WASHINGTON Senate Democrats on Wednesday called for a windfall profits tax on oil companies and a rollback of $17 billion in oil industry tax breaks as part of an energy package.
The proposal also would impose federal penalties on energy price gouging and calls for stopping oil deliveries into the government's emergency reserve.
Senate Republicans strongly oppose any additional oil-industry taxes, which are widely viewed as having little chance of being enacted. Even then, they would almost certainly prompt a veto by President Bush.
The proposed 25 percent profits tax would apply only to windfall oil-company earnings above what would be considered "reasonable" and only if those profits are not reinvested in refinery capacity expansion or renewable energy sources, according to a summary of the proposals.
The Democrats' energy package ignores recent calls by presidential candidate Sen. Hillary Rodham Clinton for a gasoline-tax holiday to ease motorists' fuel costs. A fact sheet released by the Democratic leadership said "that can't be our first answer" and that the aim was to focus on longer-term solutions.
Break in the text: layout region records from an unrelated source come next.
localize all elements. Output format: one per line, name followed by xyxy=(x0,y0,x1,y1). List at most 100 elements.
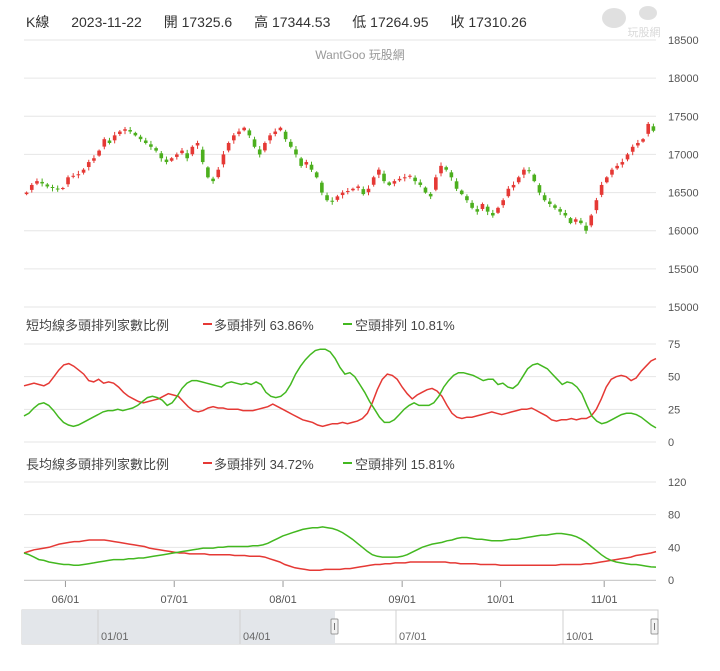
candle-body xyxy=(226,142,231,151)
candle-body xyxy=(568,218,573,224)
candle-body xyxy=(221,154,226,165)
candle xyxy=(371,175,376,187)
candle xyxy=(268,133,272,144)
candle xyxy=(563,209,568,218)
candle xyxy=(221,150,226,168)
candle xyxy=(434,174,438,192)
y-tick-label: 15500 xyxy=(668,264,699,276)
candle xyxy=(216,167,221,179)
candle xyxy=(345,187,350,195)
candle-body xyxy=(377,169,381,175)
candle xyxy=(211,176,215,184)
candle xyxy=(149,140,153,150)
candle-body xyxy=(257,149,262,155)
logo-icon: 玩股網 xyxy=(602,6,661,39)
x-tick-label: 09/01 xyxy=(388,594,416,606)
candle-body xyxy=(573,219,578,222)
candle xyxy=(392,179,397,187)
candle xyxy=(579,217,583,225)
candle xyxy=(283,129,288,142)
candle-body xyxy=(470,202,474,208)
y-tick-label: 18000 xyxy=(668,73,699,85)
candle-body xyxy=(615,165,619,169)
candle xyxy=(92,155,96,164)
candle xyxy=(584,222,588,234)
candle xyxy=(496,206,500,214)
candle xyxy=(511,181,516,191)
candle xyxy=(138,134,143,142)
candle xyxy=(102,137,107,150)
candle-body xyxy=(283,131,288,140)
header-date: 2023-11-22 xyxy=(71,14,142,30)
candle xyxy=(195,140,200,149)
candle xyxy=(589,213,594,228)
candle-body xyxy=(138,136,143,140)
candle xyxy=(547,198,552,208)
candle-body xyxy=(527,170,531,172)
candle xyxy=(128,127,133,134)
candle-body xyxy=(480,204,485,209)
candle-body xyxy=(413,177,417,182)
candle xyxy=(237,128,241,137)
candle-body xyxy=(252,139,257,147)
candle-body xyxy=(330,200,335,202)
candle-body xyxy=(589,215,594,226)
candle xyxy=(206,166,210,179)
header-open: 開 17325.6 xyxy=(163,14,233,30)
navigator-right-handle[interactable] xyxy=(650,618,659,635)
candle xyxy=(288,139,293,149)
candle-body xyxy=(216,169,221,178)
y-tick-label: 15000 xyxy=(668,302,699,314)
candle xyxy=(408,174,412,179)
candle xyxy=(428,191,433,200)
candle-body xyxy=(496,207,500,213)
candle-body xyxy=(154,148,158,151)
candle xyxy=(278,126,283,132)
candle xyxy=(651,123,656,133)
candle-body xyxy=(579,220,583,224)
candle xyxy=(314,171,319,179)
long-bull-legend-mark xyxy=(203,462,212,464)
logo-bull-head xyxy=(602,8,626,28)
candle xyxy=(351,187,355,192)
candle xyxy=(491,209,495,218)
x-tick-label: 11/01 xyxy=(591,594,618,606)
navigator-label: 10/01 xyxy=(566,631,594,643)
candle xyxy=(620,158,625,168)
candle xyxy=(330,197,335,205)
candle xyxy=(599,181,604,198)
long-ma-title: 長均線多頭排列家數比例 xyxy=(26,457,169,472)
bear-ratio-line xyxy=(23,348,657,429)
navigator[interactable]: 01/01 04/01 07/01 10/01 xyxy=(21,609,659,645)
candle-body xyxy=(288,141,293,147)
candle xyxy=(299,156,303,168)
bear-ratio-line xyxy=(23,526,657,568)
candle-body xyxy=(81,169,86,173)
candle xyxy=(573,217,578,225)
candle-body xyxy=(169,158,174,161)
candle-body xyxy=(444,167,449,170)
candlestick-series xyxy=(24,122,656,234)
y-tick-label: 120 xyxy=(668,477,686,489)
header-high: 高 17344.53 xyxy=(254,14,331,30)
candle-body xyxy=(594,200,599,211)
candle xyxy=(459,189,464,196)
candle xyxy=(24,191,29,196)
candle-body xyxy=(335,196,340,200)
logo-bull-snout xyxy=(639,6,657,20)
candle-body xyxy=(532,174,537,182)
candle-body xyxy=(102,139,107,147)
candle xyxy=(480,202,485,211)
candle xyxy=(66,175,70,187)
candle-body xyxy=(604,177,609,183)
candle xyxy=(501,198,505,208)
navigator-left-handle[interactable] xyxy=(330,618,339,635)
candle-body xyxy=(428,193,433,197)
candle xyxy=(397,176,402,182)
candle-body xyxy=(522,169,526,175)
candle-body xyxy=(547,201,552,205)
candle xyxy=(335,194,340,202)
candle-body xyxy=(325,195,329,201)
candle xyxy=(553,203,557,210)
candle-body xyxy=(237,131,241,135)
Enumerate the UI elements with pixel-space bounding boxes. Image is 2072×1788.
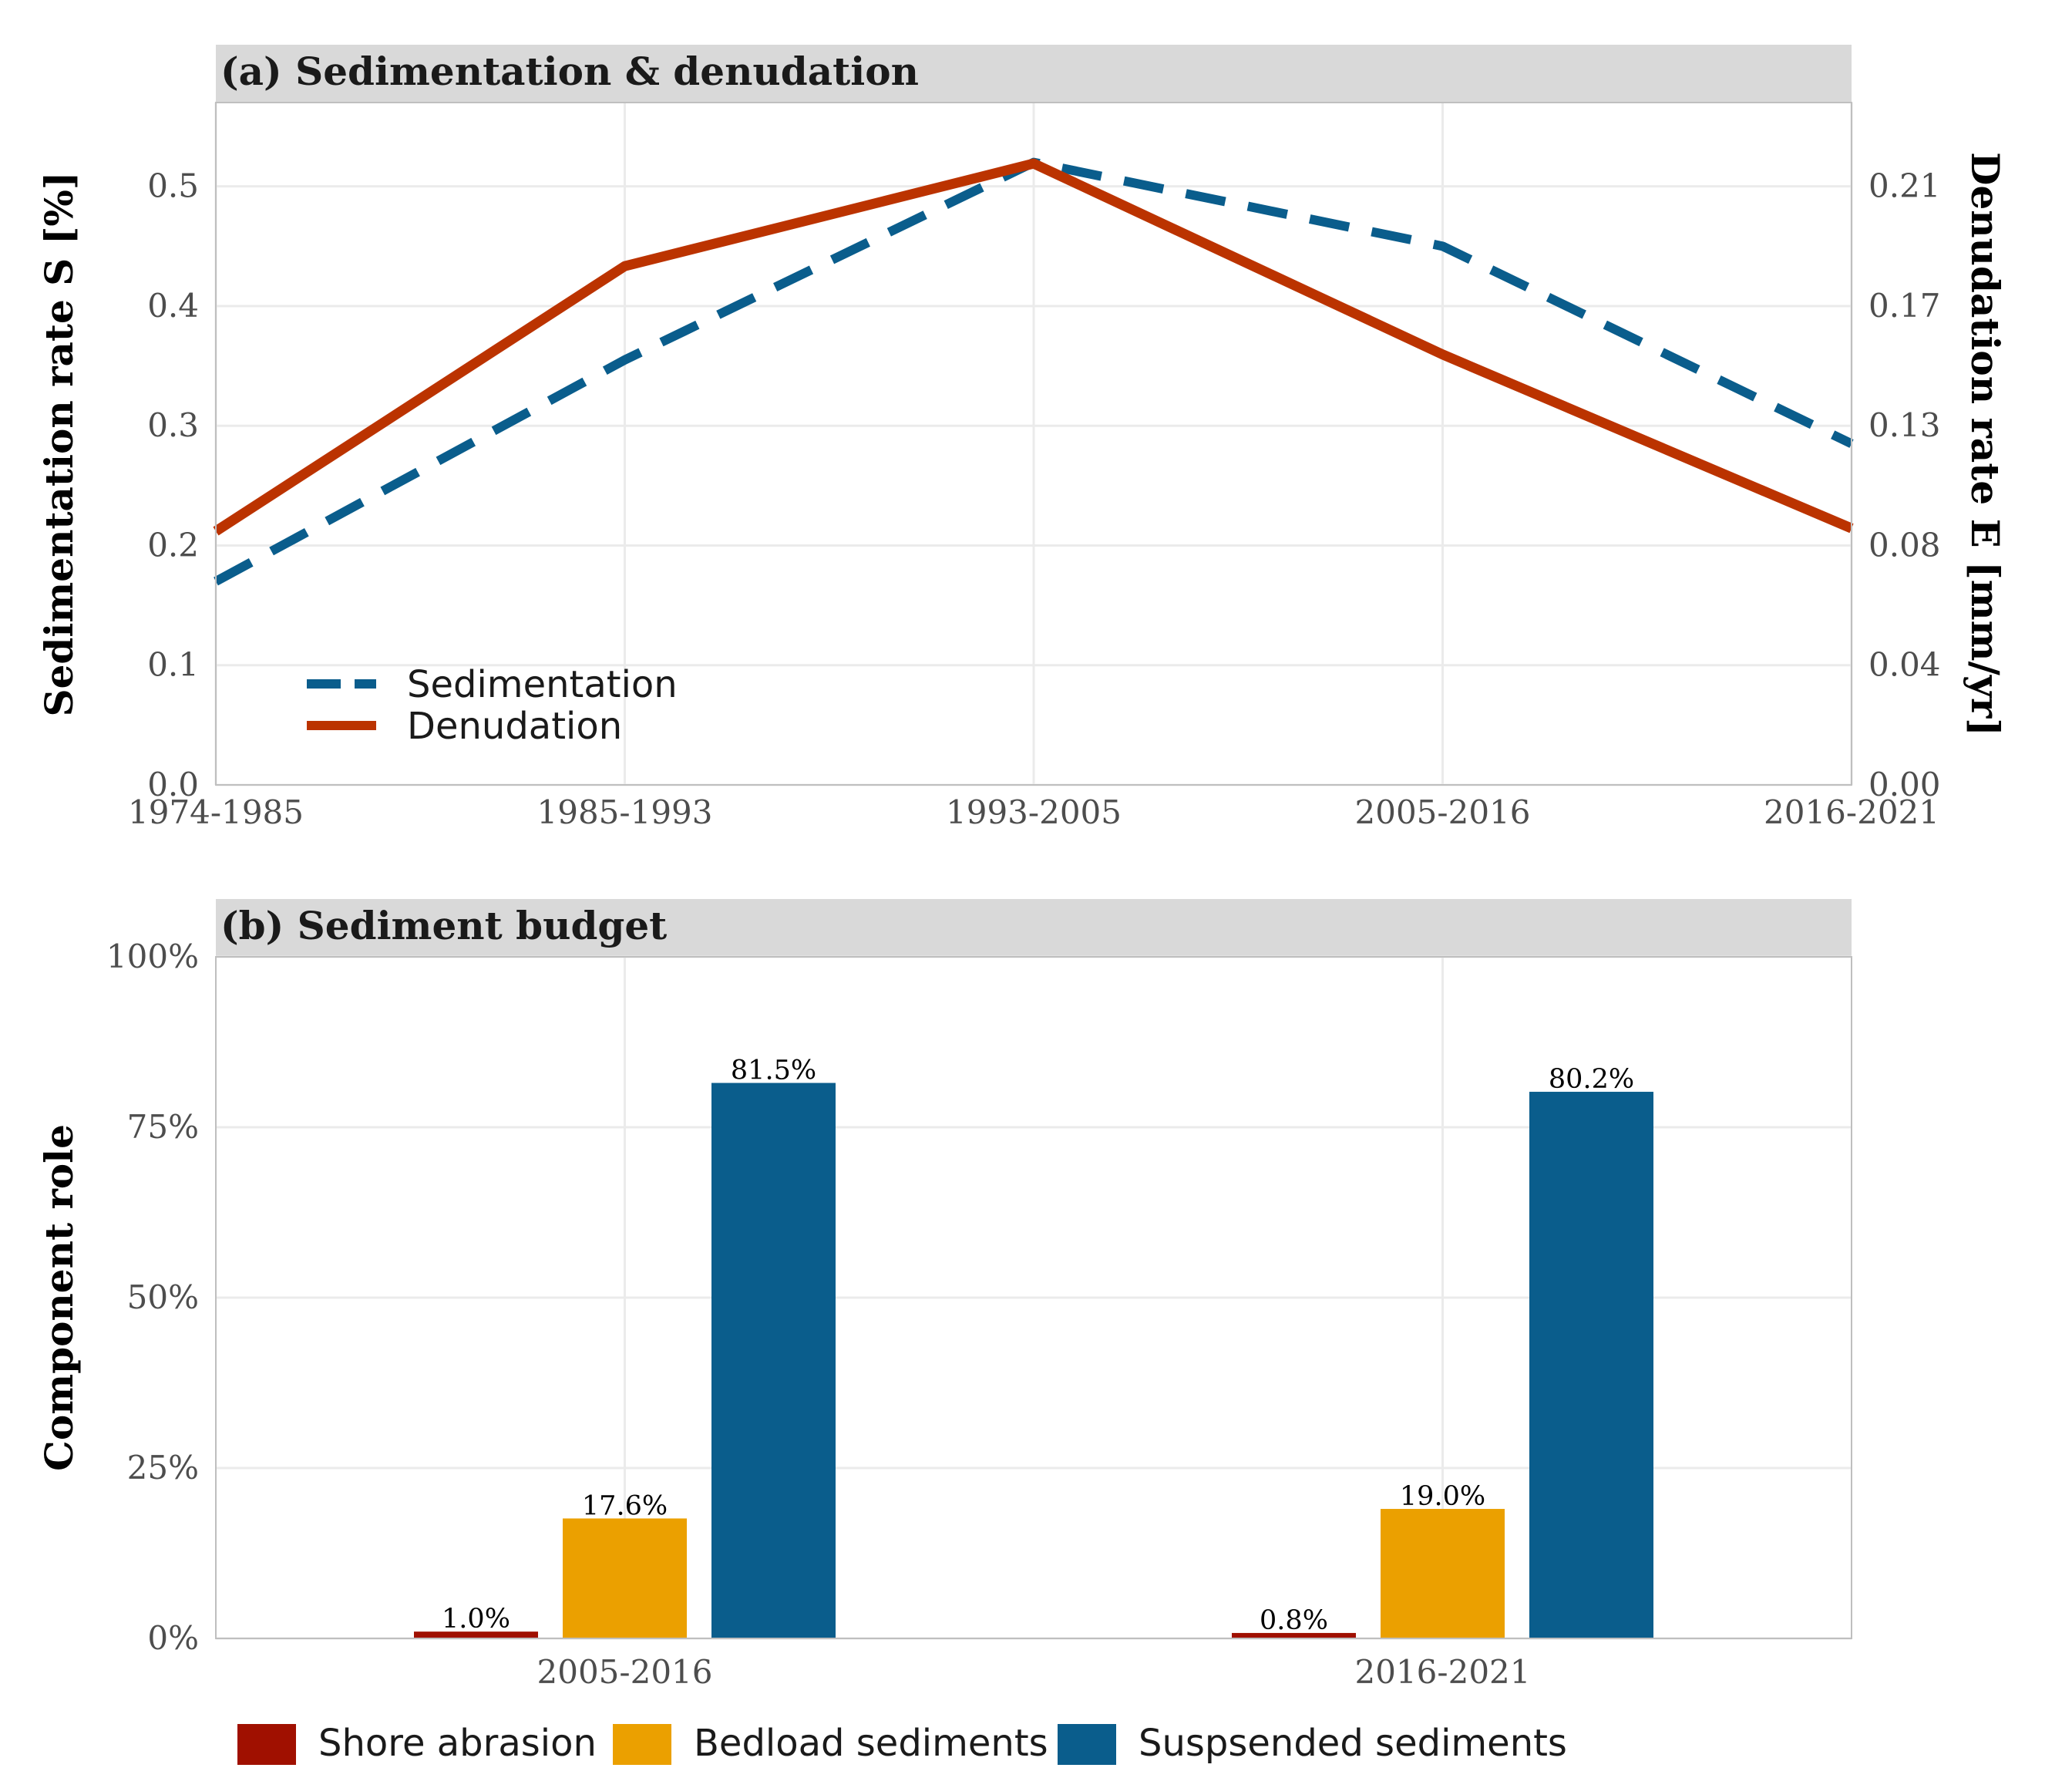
panel-b-y-tick-label: 75% [127,1108,199,1146]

The Democrats called for a halt in deliveries of oil into the government's Strategic Petroleum Reserve until oil prices drop to $75 a barrel.
This is the only section of the Democrats' proposal that seems to have widespread bipartisan support. A GOP energy package, offered last week, also includes halting the roughly 70,000 barrels a day that are diverted into the government reserve.
Bush has opposed stopping the deliveries, saying the amount of diverted oil has little impact on overall supplies and prices.
The Democrats' energy proposals come as lawmakers struggle to respond to soaring gasoline costs and crude oil prices that on Wednesday topped $123 a barrel.
Democrats characterized the proposal as attacking "the root causes of high gas prices," although it wasn't clear how today's high oil costs set in a global market or gasoline prices edging toward $4 a gallon would be appreciably affected.
"It will do nothing to lower gas prices," declared Sen. Pete Domenici of New Mexico, the ranking Republican on the Senate Energy and Natural Resources Committee.
The Democrats' proposal prompted a barrage of finger pointing.
Republican leader Mitch McConnell of Kentucky called it "predictable, more taxes, more bureaucracy."